A while back I read an article about a company that sparked a thought.

You see, in 2013, when my wife started her fashion label and I was scouring the internet to learn more about this business. At the time I came across an article about a company called “Nasty Gal“. You might wonder the content considering the name however this company started as an eBay clothing retailer out of a tiny apartment, that in 2013 nearly made $100 million in sales. That’s right, $100m! Now, while this business has had it’s up and down’s lately and the company isn’t making great headlines, however reading a bit on them again there is a piece that sparks my interest and goes along the following line:

The founder of Nasty Gal dropped out of college and started selling vintage designer clothes as a side project to her “normal” day job. She’d buy old designer clothes for a few bucks at flea markets and resell them for several hundred to thousand % markups and quickly starting earning money online.

Just think about that the next time you think a silly idea of yours has already been done or isn’t worth the effort. While reading this it made me ponder to my days as a small entrepreneur with a bunch of crazy ideas;

  • I started a forum back in the hay days of the internet and sold it for a very over priced value at the time.
  • My brother and I started a gaming clan that had a significant amount of players competing for top prizes.
  • I started a delivery service just to travel around, which I actually did.

The list goes on and on – there was even one where I wanted to build a search engine better than google (that’s for a different post), but those are just a few to give you an idea of some of the wacky things I’ve done. Perhaps not my proudest moments, but they did get me from one point to another. And on top of that I earned some money as well. I wasn’t solving world problems, but I was working hard trying to build various businesses – passions of mine whether with or without the intent of earning something.

Something I love is seeing people build there own businesses. I have a fairly decent circle of acquaintances and friends doing so, whether full time or as a side hustle, however, the way I see it, having gone through it, I love giving back and just like you help people in the corporate setting to grow, I want these individuals to succeed as well.

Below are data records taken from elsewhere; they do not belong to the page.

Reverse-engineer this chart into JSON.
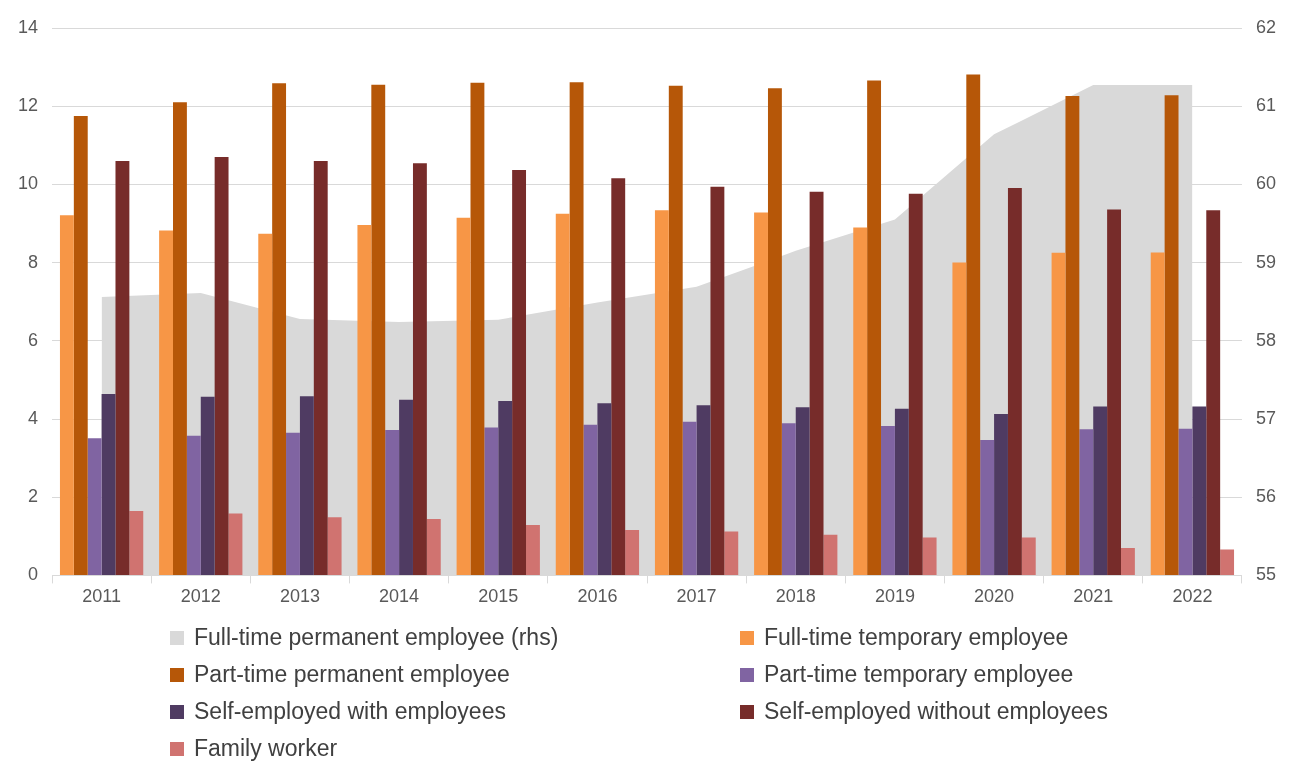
{
  "chart_data": {
    "type": "bar",
    "categories": [
      "2011",
      "2012",
      "2013",
      "2014",
      "2015",
      "2016",
      "2017",
      "2018",
      "2019",
      "2020",
      "2021",
      "2022"
    ],
    "series": [
      {
        "name": "Full-time permanent employee  (rhs)",
        "type": "area",
        "axis": "y2",
        "color": "#d9d9d9",
        "values": [
          58.56,
          58.61,
          58.28,
          58.24,
          58.27,
          58.49,
          58.69,
          59.15,
          59.55,
          60.64,
          61.27,
          61.27
        ]
      },
      {
        "name": "Full-time temporary employee",
        "color": "#f79646",
        "values": [
          9.21,
          8.82,
          8.74,
          8.96,
          9.15,
          9.25,
          9.34,
          9.28,
          8.9,
          8.0,
          8.25,
          8.26
        ]
      },
      {
        "name": "Part-time permanent employee",
        "color": "#b65708",
        "values": [
          11.75,
          12.1,
          12.59,
          12.55,
          12.6,
          12.61,
          12.52,
          12.46,
          12.66,
          12.81,
          12.26,
          12.28
        ]
      },
      {
        "name": "Part-time temporary employee",
        "color": "#8064a2",
        "values": [
          3.51,
          3.57,
          3.65,
          3.72,
          3.78,
          3.85,
          3.93,
          3.89,
          3.82,
          3.46,
          3.74,
          3.75
        ]
      },
      {
        "name": "Self-employed with employees",
        "color": "#4f3b62",
        "values": [
          4.64,
          4.57,
          4.58,
          4.49,
          4.46,
          4.4,
          4.35,
          4.3,
          4.26,
          4.13,
          4.32,
          4.32
        ]
      },
      {
        "name": "Self-employed without employees",
        "color": "#772c2a",
        "values": [
          10.6,
          10.7,
          10.6,
          10.54,
          10.37,
          10.16,
          9.94,
          9.81,
          9.76,
          9.91,
          9.36,
          9.34
        ]
      },
      {
        "name": "Family worker",
        "color": "#d07370",
        "values": [
          1.65,
          1.58,
          1.49,
          1.44,
          1.29,
          1.16,
          1.12,
          1.04,
          0.97,
          0.97,
          0.7,
          0.66
        ]
      }
    ],
    "ylim": [
      0,
      14
    ],
    "yticks": [
      0,
      2,
      4,
      6,
      8,
      10,
      12,
      14
    ],
    "y2lim": [
      55,
      62
    ],
    "y2ticks": [
      55,
      56,
      57,
      58,
      59,
      60,
      61,
      62
    ],
    "grid": "y",
    "legend": "bottom"
  }
}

And the below traits are recognizable in one way or another in all of them.

That is what appealed to me in this Nasty Girl article. Reading through this piece spurs some thought around how you can start your own business. Yes this reads easier than it actually is, but give this some thought:

A constraint breeds creativity

The majority of businesses start out with virtually no resources versus an incumbent. Establishing any business is hard work and requires effort and consistency. However you may be an entrepreneur when you begin thinking of a way to solve a problem in a way which no one else has come across before. You do not need to invent the wheel again.

Obstacles. Pfff.

I’m sure that when Sophia Amoruso started Nasty Gal, no one would have thought that should would create a $100m business within a few years. Buying garments from “anywhere” for a few bucks and then hustling them for several hundred dollars is an arduous task that most people will never take on. We all want it nice and easy, don’t we? No challenge should stop you!

One believer is all it takes

This is literally true. Religion(s) may need thousands if not millions of believers to gain any traction – regardless of what belief this may be, however in business you only need one believer – you! Somebody is going to tell you that you are absolutely crazy for buying a piece of old designer trash for $8 and then try to resell it for several hundred – pulling your vision down at the same time. But as an entrepreneur, all you need is to believe in your own vision and execute it accordingly regardless of what others say and think.

Now you may be thinking to yourself – what about my customers. You’ll always have customers out there if you reach the right folks.

Knowledge, knowledge, knowledge

I say this over and over again. Continuous education (not just in the formal sense) is a lifelong mandatory assignment for all of us. This is just as valuable and true in business. Never ignore the knowledge gap. Sophia knew where and how to source something that her customers didn’t, which meant that she could sell that onto them at any margin. Customers love convenience, so if you are making it easier for them they will eventually pay you to bridge the gap. Never ignore the “knowledge gap”.

Now will this post make you go out and start your own business. Maybe. Perhaps not.

Entrepreneurs are a different breed altogether. Not everyone is an entrepreneur. Not everyone can be a leader. Not all of us are meant to save lives being doctors. To some, things come easier than to others, but the above four areas in my opinion can be learned! All it requires is a different way of thinking about taking a chance and executing on your vision and passions. Conquer and crush limits!